Of the five windows in the Nave, the north east has stained glass for the Rev. P M Symonds (died1868) which depicts the Resurrection and Ascension. The opposite window is for Eliza Bent who died in 1908. The north west window depicting St David, is for Colonel H E Pateshall, who died in1948. The central north side window depicts ‘Hope’ and is for Elizabeth Symonds (died1855) and her sister.

On approaching the Chancel we pass the intricately carved oak chancel screen before entering the Chancel itself. Of note is the 14th century cinquefoil headed Piscina with octofoiled drain.

In the north east corner of the Chancel lies the 14th century inlaid and incised floor slab dedicated to Sir Andrew Herley and his wife Juiliana. It shows a knight in armour, his feet resting on a lion, and his wife in a low necked gown, feet resting on a spaniel with a bell on its collar. The base has an inscription in French with ten shields of arms. The slab was probably produced in Hereford, in the late 14th or early 15th centuries, along with similar style ones at Canon Pyon, Dilwyn and Hereford Cathedral. The slabs were made in the manner of ornamental brasses but instead of inlaying brass, the workshop inlaid ‘tiles’ of a hard composition.

Other monuments include a large grey and white wall memorial to Edmund Patehall, who died in1790.On the south side is one for Mary Berrow, who died in 1775 and other members of her family. On the north wall is a marble plaque for Richard Watkin, (died 1798) by Finch of Hereford. There is also a brass plaque for Charles Grasset,who died in 1898 in Paris.

The oak harmonium is late 19th century by the Eastey Organ Co, Brattleboro, USA.

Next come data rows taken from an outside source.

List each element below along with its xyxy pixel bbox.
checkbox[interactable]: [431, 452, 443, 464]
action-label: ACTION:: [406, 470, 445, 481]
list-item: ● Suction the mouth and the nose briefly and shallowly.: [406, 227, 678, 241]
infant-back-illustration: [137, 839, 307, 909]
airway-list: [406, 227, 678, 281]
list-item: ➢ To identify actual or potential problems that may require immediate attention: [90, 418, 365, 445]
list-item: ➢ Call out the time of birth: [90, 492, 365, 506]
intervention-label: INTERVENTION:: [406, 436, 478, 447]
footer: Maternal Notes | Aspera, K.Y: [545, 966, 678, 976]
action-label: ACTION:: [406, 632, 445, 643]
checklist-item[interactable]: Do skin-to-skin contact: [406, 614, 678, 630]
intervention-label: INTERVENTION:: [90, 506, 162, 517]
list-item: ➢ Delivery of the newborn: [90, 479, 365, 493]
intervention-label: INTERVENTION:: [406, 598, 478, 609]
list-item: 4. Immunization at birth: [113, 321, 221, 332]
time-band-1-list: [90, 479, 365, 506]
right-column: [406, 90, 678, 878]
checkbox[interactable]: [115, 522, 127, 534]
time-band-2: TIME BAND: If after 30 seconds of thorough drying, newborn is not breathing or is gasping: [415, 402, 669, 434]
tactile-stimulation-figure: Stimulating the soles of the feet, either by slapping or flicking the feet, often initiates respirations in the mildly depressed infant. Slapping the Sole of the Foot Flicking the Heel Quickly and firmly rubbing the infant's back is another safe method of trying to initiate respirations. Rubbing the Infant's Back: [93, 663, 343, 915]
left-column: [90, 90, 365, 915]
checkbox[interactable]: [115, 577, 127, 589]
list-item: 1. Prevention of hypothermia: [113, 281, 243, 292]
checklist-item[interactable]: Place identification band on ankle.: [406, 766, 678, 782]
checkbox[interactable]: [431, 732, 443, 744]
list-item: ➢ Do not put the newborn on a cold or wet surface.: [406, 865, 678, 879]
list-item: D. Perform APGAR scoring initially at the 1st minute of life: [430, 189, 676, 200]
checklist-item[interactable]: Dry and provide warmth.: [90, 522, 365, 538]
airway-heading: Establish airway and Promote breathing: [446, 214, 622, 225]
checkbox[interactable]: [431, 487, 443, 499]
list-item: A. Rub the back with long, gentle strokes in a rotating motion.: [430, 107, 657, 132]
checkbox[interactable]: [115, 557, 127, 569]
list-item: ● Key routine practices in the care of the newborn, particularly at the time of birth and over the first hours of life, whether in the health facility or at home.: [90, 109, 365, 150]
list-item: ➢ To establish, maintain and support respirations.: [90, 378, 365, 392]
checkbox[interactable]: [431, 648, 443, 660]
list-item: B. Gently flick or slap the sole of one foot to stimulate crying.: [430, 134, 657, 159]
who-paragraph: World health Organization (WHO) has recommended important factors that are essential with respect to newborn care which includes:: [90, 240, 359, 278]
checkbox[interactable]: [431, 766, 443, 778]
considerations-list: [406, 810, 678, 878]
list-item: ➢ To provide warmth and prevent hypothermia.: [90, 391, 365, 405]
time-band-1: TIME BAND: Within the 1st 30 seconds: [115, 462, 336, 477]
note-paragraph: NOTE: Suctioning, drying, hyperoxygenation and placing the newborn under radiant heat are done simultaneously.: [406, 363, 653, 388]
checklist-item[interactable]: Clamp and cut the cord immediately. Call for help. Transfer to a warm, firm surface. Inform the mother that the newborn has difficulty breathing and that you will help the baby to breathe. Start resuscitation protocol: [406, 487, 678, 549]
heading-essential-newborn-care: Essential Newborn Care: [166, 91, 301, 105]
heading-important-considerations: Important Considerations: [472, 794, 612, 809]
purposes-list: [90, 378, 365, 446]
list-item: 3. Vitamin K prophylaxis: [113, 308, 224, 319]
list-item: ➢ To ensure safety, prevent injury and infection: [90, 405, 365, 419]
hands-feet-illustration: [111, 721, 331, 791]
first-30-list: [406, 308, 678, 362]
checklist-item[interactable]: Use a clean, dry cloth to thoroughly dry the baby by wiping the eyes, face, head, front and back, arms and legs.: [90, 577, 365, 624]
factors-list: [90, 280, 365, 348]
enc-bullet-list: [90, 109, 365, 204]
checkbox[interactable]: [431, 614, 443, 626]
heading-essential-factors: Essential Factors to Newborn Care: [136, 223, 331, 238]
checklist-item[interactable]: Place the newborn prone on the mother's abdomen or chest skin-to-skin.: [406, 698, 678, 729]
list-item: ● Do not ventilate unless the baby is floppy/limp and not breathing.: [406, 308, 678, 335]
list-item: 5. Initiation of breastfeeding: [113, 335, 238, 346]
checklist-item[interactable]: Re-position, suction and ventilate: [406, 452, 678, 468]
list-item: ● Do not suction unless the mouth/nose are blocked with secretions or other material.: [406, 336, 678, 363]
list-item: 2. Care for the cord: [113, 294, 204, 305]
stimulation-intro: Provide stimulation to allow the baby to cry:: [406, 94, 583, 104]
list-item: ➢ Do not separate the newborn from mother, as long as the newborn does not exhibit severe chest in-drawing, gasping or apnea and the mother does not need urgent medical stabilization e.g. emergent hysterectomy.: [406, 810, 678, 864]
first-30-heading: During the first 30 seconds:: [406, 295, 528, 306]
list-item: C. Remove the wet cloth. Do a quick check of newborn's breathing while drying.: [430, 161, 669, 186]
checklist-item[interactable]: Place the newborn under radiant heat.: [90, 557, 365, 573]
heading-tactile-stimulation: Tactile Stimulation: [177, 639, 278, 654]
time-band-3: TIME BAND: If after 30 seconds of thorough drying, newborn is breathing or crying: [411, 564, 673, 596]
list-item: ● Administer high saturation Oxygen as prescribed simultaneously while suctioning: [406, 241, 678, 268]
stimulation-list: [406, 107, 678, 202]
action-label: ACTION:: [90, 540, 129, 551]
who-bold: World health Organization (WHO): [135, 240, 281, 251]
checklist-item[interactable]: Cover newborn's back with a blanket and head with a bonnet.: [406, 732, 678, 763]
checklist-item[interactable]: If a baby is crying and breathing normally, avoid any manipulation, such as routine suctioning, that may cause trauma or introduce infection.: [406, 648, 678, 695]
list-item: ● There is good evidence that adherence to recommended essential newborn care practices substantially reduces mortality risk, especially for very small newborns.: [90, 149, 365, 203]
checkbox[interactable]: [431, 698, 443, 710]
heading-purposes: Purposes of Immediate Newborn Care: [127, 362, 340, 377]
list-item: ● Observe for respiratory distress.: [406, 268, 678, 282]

The most important of the windows is the East. The upper sections contain early 13th century to late 14th century glass. Below the two angels are three panels, the centre depicting a crucifixion with heraldic panels on either side; these were originally in Hereford Cathedral. The main narrative lights are late 19th century and dedicated to Maria Louise, daughter of R Bent and wife of the Rev J C Grassett, Vicar ‘Together with partial restoration of the Chancel’. The East window on the south side (1908) depicts St Andrew and St Peter.

In the churchyard are several early headstones dated between 1705 and 1714.

Historical Note

In May 1605, the church was the scene for what became known as The Herefordshire Commotion when the vicar, Richard Heyns, refused burial in the churchyard for Alice Wellington, a Catholic, who had died excommunicate from the Church of England. Some 50 local people gathered and forcibly laid her to rest in the churchyard. Repercussions in the form of arrests and violent outbursts followed and lasted for some weeks when the ‘commotion’ finally subsided.